During the trial, which is being presided over by Justice Navindra Singh, a caution statement is the only evidence that the prosecution has linking Greene to the killing. Greene stated that on May 29, 2010, he received a call on his cellphone from an unknown person. He said the man asked him if he knew whom he was talking to and when he said no, the man asked if he was speaking to ‘Troy’ and he answered yes.

Greene recalled the person instructing him to meet him at the Demerara Harbour Bridge and when he asked why, he was told “when you reach we will talk.”

He added that when he reached the bridge, he saw a blue Hilux truck crossing it. “It stopped and I came out of the taxi and walk to the Hilux,” he said, recalling the driver of the vehicle telling him to walk around to the passenger side of the truck. And when he did, he said, he saw a man lying in the back seat of the vehicle. He said the man was lying on his back with a gun, pointed straight to the roof of the vehicle.
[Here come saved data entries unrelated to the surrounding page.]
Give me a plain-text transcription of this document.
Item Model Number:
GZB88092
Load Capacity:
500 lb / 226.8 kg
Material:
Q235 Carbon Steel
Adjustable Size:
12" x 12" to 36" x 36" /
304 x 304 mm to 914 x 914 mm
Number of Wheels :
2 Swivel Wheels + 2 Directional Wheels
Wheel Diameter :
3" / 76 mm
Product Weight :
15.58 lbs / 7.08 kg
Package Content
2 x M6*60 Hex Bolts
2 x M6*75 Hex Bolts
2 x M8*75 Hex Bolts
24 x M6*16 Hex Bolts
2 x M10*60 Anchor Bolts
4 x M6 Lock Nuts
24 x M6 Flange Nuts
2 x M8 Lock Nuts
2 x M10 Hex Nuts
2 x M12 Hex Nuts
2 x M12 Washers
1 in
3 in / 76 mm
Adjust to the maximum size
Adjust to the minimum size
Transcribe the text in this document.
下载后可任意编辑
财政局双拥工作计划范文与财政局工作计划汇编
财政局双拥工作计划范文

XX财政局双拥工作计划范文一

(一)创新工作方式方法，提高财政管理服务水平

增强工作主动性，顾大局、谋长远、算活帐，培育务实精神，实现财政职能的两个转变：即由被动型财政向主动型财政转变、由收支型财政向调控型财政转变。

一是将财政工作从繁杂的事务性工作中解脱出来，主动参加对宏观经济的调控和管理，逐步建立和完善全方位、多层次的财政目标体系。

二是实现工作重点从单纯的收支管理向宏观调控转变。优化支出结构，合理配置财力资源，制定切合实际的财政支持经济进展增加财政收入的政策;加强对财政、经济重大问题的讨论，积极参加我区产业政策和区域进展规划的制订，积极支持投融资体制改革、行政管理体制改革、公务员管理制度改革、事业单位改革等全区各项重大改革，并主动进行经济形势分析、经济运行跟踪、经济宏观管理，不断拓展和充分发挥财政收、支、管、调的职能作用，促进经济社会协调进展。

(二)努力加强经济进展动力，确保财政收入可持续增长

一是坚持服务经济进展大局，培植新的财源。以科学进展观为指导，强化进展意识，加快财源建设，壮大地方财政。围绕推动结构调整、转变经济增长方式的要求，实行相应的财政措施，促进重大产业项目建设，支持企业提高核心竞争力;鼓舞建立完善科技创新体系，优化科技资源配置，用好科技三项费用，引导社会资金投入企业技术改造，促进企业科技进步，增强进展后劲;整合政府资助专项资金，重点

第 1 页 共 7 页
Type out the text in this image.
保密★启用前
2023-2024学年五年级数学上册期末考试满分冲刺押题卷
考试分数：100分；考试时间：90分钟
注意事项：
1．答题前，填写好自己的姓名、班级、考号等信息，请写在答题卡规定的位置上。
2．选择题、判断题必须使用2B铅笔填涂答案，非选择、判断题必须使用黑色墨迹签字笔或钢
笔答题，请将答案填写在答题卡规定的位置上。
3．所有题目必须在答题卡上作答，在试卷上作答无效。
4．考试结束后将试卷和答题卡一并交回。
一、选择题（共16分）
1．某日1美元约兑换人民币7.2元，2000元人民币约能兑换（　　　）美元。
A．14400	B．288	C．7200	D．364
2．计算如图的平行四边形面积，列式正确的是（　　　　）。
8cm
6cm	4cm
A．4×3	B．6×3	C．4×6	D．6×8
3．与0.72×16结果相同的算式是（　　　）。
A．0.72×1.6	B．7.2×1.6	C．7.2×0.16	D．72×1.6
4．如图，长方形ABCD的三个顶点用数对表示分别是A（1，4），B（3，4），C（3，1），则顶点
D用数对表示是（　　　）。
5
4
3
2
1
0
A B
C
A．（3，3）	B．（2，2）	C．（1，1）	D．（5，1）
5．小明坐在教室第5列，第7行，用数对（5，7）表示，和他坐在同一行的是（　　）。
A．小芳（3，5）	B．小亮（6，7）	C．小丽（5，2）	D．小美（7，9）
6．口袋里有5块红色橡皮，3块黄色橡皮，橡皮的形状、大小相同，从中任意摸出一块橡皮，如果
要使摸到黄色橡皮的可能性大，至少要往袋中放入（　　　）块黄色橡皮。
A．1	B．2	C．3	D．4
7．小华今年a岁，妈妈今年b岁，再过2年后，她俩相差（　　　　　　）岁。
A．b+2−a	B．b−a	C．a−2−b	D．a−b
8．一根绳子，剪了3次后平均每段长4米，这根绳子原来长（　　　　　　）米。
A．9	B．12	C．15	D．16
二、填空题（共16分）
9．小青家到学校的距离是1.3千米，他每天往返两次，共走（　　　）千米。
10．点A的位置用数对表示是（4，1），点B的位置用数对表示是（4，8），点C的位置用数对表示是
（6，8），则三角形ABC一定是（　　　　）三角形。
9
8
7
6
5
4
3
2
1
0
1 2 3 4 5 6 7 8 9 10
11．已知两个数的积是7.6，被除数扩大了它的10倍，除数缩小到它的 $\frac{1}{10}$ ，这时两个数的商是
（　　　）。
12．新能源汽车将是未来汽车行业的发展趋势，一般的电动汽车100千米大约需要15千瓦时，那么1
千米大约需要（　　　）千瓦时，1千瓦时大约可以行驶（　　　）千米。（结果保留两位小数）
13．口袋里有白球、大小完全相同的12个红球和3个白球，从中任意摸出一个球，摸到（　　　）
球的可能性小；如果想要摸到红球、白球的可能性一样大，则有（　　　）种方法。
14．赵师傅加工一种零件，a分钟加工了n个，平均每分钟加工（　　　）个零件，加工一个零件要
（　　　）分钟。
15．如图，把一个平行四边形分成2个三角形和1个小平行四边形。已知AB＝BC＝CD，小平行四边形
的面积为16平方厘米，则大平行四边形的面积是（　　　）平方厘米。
“I stepped back…,” he said, adding that at that moment he saw people, dressed in pain clothes, running toward them. He stated that he also noticed a police van and several policemen. In that brief moment, he was handcuffed and thrown into the back of the van, along with the taxi driver.

Greene recalled being carried to a police station and placed in a room and then being beaten. “They ask me who tek the girl life and I said, I don’t know what you are talking about,” he told the jurors. Again, he said, he was beaten and tossed into a cell alone.

After a while, he said, he was taken out of the cell and carried back to the room and was lashed in his head with a wood by a police. He stated that one of the policemen in the room left and returned with a rolled up paper. He said that particular police struck him in his face and head and told him to sign the paper.

But he refused and was beaten again and again, he said, before he eventually signed the document. “I don’t know these police or their names…,” he said.

“When they brought me in, they didn’t even search my pants or my clothes…they concentrated on beating me,” he said, adding that afterward, he was charged and brought before the courts.

On Wednesday, his attorney Peter Hugh, during a cross-examination of a witness, disputed the assertion by the prosecution that the caution statement was freely given by Greene. Hugh had argued that prior to the caution statement, there was no evidence implicating Greene in the stabbing, injury and death of Saymar.

A police witness had told the court that he took Greene’s caution statement, and had held a confrontation between Persaud and Greene at the Leonora Police Station about the murder.

The witness testified that Greene had said Persaud called him on his cellular phone and offered him US$1,500 to go to the couple’s home along with one “Shane Simon” to kill Saymar. In the disputed caution statement, Greene stated that he was picked up by Simon at Market Road, East La Penitence and taken to the couple’s home, where he stabbed Saymar several times about her body.

 

Government pathologist Dr Vivekanand Brijmohan had also testified that Saymar had died from shock and haemorrhage caused by multiple stab wounds. Two of Saymar’s former neighbours testified also that Saymar and her reputed husband argued constantly.

State attorneys Mercedes Thompson and Stacey Goodings yesterday closed their case as did Hugh. Today’s hearing will begin with closing arguments by both the defence and the state, followed by the deliberation by the jury.